我們使用了遺傳規劃法(Genetic Programming, GP)來預測溶解度參數,並且使用了GPTIPS[1]為軟體應用平台,它可用於符號式的資料探勘。GPTIPS所建立的模式是一多基因符號式的非線性迴歸方程式。經過訓練組的訓練與驗證組的驗證測試,為了能讓模型達到穠纖合度,因為有共線性的問題,所以使用逐步迴歸法挑選共線度,並分別使用六個變數並分成四組,接著縮小每組變數並觀察準確率以及模式複雜度。第一組所得到的均方根誤差訓練組1.156(R2=0.8816)與驗證組0.3232(R2=0.9643),第二組所得到的均方根誤差訓練組1.2198(R2=0.8696)與驗證組0.4376(R2=0.9384) ,第三組所得到的均方根誤差訓練組1.4913(R2=0.8060)與驗證組0.6358(R2=0.8636),第四組參所得到的均方根誤差訓練組1.5451(R2=0.7930)與驗證組0.7971( R2=0.7828)的結果。從測試的結果顯示與其他現存的估計模式比較,以遺傳規劃法估計高分子的溶解度參數可以得到非常準確的估計值並可優化模式的複雜度。經與其它相關文獻比較,本論文所提的遺傳規劃法估計高分子溶解度參數的表現優異[13],並且具有人類瞭解的符號結構表示與簡單又容易使用的優點。

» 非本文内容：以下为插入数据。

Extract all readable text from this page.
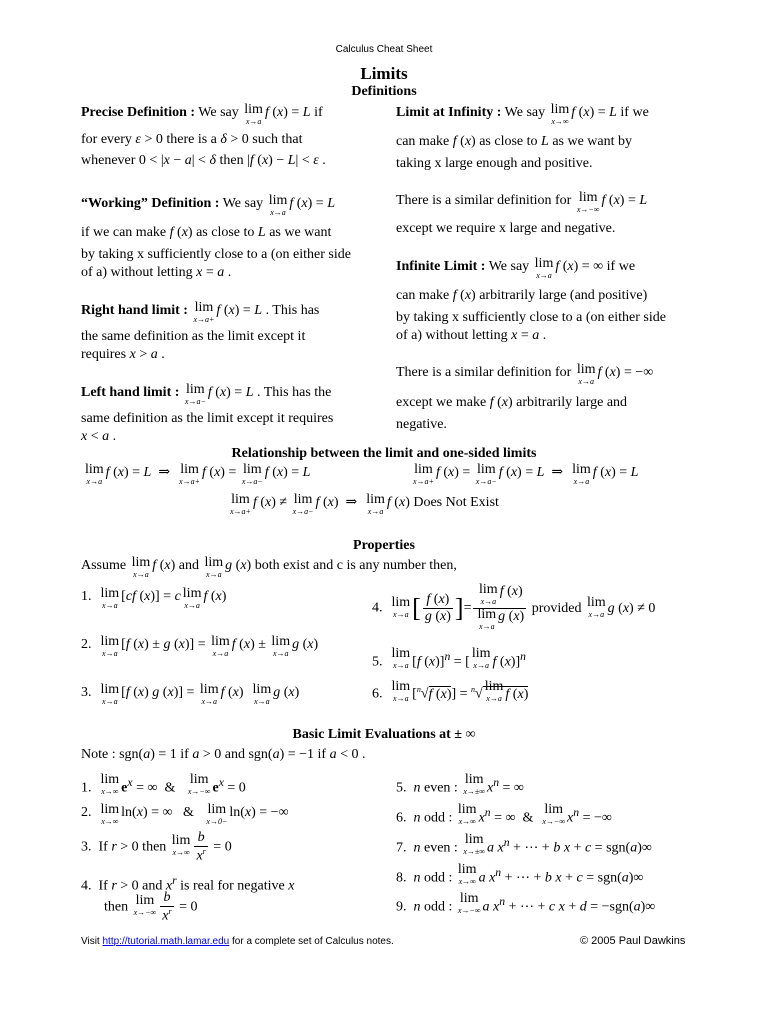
Calculus Cheat Sheet
Limits
Definitions
Precise Definition : We say lim
x→a
f (x) = L if
for every ε > 0 there is a δ > 0 such that
whenever 0 < |x − a| < δ then |f (x) − L| < ε .
“Working” Definition : We say lim
x→a
f (x) = L
if we can make f (x) as close to L as we want
by taking x sufficiently close to a (on either side
of a) without letting x = a .
Right hand limit : lim
x→a+
f (x) = L . This has
the same definition as the limit except it
requires x > a .
Left hand limit : lim
x→a−
f (x) = L . This has the
same definition as the limit except it requires
x < a .
Limit at Infinity : We say lim
x→∞
f (x) = L if we
can make f (x) as close to L as we want by
taking x large enough and positive.
There is a similar definition for lim
x→−∞
f (x) = L
except we require x large and negative.
Infinite Limit : We say lim
x→a
f (x) = ∞ if we
can make f (x) arbitrarily large (and positive)
by taking x sufficiently close to a (on either side
of a) without letting x = a .
There is a similar definition for lim
x→a
f (x) = −∞
except we make f (x) arbitrarily large and
negative.
Relationship between the limit and one-sided limits
lim
x→a
f (x) = L  ⇒ lim
x→a+
f (x) = lim
x→a−
f (x) = L	lim
x→a+
f (x) = lim
x→a−
f (x) = L  ⇒ lim
x→a
f (x) = L
lim
x→a+
f (x) ≠ lim
x→a−
f (x)  ⇒ lim
x→a
f (x) Does Not Exist
Properties
Assume lim
x→a
f (x) and lim
x→a
g (x) both exist and c is any number then,
1. lim
x→a
[cf (x)] = c lim
x→a
f (x)
2. lim
x→a
[f (x) ± g (x)] = lim
x→a
f (x) ± lim
x→a
g (x)
3. lim
x→a
[f (x) g (x)] = lim
x→a
f (x) lim
x→a
g (x)
4. lim
x→a [ $\frac{f (x)}{g (x)}$ ]= lim
x→a
f (x)
lim
x→a
g (x) provided lim
x→a g (x) ≠ 0
5.
lim
x→a [f (x)]$^n$ = [
lim
x→a f (x)]$^n$
6.
lim
x→a [$^n$√f (x)] = $^n$√
lim
x→a f (x)
Basic Limit Evaluations at ± ∞
Note : sgn(a) = 1 if a > 0 and sgn(a) = −1 if a < 0 .
1.
lim
x→∞ $e^x$ = ∞  &
lim
x→−∞ $e^x = 0$
2. lim
x→∞
ln(x) = ∞   & lim
x→0−
ln(x) = −∞
3.  If r > 0 then lim
$x\to\infty \frac{b}{x^r} = 0$
4.  If r > 0 and $x^r$ is real for negative x
then lim
$x\to-\infty \frac{b}{x^r} = 0$
5.  n even :
lim
x→±∞ $x^n$ = ∞
6.  n odd :
lim
x→∞ $x^n$ = ∞  &
lim
x→−∞ $x^n$ = −∞
7.  n even :
lim
x→±∞ a $x^n$ + ⋯ + b x + c = sgn(a)∞
8.  n odd :
lim
x→∞ a $x^n$ + ⋯ + b x + c = sgn(a)∞
9.  n odd :
lim
x→−∞ a $x^n$ + ⋯ + c x + d = −sgn(a)∞
Visit http://tutorial.math.lamar.edu for a complete set of Calculus notes.	© 2005 Paul Dawkins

In this article, a set of six-parameter descriptors, including hydrogen bond or electrostatic attraction strength hb, whether it belongs to polyolefin alk, internal energy Eint, negative charge distribution Qii, maximum positive charge of hydrogen atom in the molecule bond QH and the number of nitrogen atoms in the polymer repeating unit nN, were used to correlate with solubility parameters for polymers. Multiple linear regression analysis and genetic programming were used to generate the models. The genetic programming was implemented under the software application platform GPTIPS[1], which can be used for symbolic data mining. To reduce the redundancy of the models, the six-parameter descriptors were reselected into four sets according to their contribution for the regression. The parameters of GPTIPS, such as population algebra, population size, model complexity, depth of gene tree, and number of genomes, were adjusted to obtain a more efficient genetic programming estimation model while considering the model complexity.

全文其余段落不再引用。